Higgins, apparemment satisfait, se redressa.
– Bien belle moto. On doit aller vite, avec un pareil engin ; dommage qu’il fasse tant de bruit. Agatha Lillby n’aimait guère Mme Mortimer, d’après ce que je sais. N’avez vous jamais douté de sa moralité ?
Philipp Mortimer sentait le froid le gagner. Il lui tardait de regagner son lit.
– Je n’aime pas jouer les informateurs, mais j’ai assisté à une scène choquante, le jour du meurtre.
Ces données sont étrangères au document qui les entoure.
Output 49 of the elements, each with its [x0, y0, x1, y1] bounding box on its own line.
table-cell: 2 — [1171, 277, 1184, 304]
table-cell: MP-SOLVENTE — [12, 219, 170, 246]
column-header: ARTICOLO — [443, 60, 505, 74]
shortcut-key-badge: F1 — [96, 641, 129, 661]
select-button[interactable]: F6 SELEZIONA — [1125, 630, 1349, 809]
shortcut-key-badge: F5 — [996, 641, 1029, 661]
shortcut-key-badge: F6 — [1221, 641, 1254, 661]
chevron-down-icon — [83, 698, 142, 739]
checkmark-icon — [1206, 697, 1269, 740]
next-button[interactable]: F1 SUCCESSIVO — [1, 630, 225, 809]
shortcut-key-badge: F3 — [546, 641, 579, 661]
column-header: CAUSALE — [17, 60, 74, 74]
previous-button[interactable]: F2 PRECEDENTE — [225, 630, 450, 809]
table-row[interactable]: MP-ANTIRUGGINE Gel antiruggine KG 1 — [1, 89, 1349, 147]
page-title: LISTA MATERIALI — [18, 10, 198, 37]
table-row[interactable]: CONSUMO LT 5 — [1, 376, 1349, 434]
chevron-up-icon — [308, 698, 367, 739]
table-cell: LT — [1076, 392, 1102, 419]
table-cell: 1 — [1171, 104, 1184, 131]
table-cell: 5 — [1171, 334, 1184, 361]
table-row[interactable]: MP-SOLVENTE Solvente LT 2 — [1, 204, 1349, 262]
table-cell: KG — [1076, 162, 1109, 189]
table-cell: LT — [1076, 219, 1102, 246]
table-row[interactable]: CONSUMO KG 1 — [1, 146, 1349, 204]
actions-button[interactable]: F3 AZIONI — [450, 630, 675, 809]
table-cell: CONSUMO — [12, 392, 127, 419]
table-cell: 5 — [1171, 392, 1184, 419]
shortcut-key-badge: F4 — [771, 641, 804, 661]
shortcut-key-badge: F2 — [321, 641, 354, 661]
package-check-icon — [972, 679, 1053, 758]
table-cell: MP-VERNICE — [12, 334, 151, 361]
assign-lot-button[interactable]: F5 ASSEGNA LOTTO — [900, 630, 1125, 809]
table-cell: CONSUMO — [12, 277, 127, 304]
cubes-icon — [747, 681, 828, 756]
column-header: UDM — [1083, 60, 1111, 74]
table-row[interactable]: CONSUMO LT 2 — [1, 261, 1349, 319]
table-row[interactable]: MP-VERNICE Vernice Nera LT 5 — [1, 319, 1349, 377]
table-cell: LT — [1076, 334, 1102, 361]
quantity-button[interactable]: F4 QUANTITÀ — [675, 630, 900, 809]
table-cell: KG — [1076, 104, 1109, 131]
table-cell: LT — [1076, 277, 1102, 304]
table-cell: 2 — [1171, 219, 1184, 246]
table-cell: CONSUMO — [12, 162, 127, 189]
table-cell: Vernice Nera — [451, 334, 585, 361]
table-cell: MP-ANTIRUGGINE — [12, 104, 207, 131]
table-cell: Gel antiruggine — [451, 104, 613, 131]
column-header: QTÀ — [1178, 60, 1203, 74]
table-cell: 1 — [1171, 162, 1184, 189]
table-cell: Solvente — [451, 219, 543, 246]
C’était le matin, de bonne heure. J’ai entendu des voix de femmes. Une altercation. Je suis sorti de ma chambre. Frances et Agatha se disputaient. J’ai entendu Agatha demander à Frances une avance sur ses gages. Frances lui a répondu que c’était impossible. Elle avait déjà accepté trois fois et ne céderait plus. Agatha lui a promis qu’elle ne l’emporterait pas en paradis. Elle s’est retirée, furieuse.
Les mains dans les poches de son imperméable, tournant le dos à son interlocuteur, Higgins contempla l’hôtel particulier des Mortimer.
– Pourquoi pas, après tout ? Ce serait extraordinaire, à moins que… Merci de votre collaboration, monsieur Mortimer. Vous feriez mieux d’aller dormir. La nuit est fraîche.
Pour la seconde fois, Philipp Mortimer vit la silhouette de Higgins disparaître dans les ténèbres. Le jeune homme frissonna et rentra dans une demeure qui n’était plus pour lui qu’une coquille vide.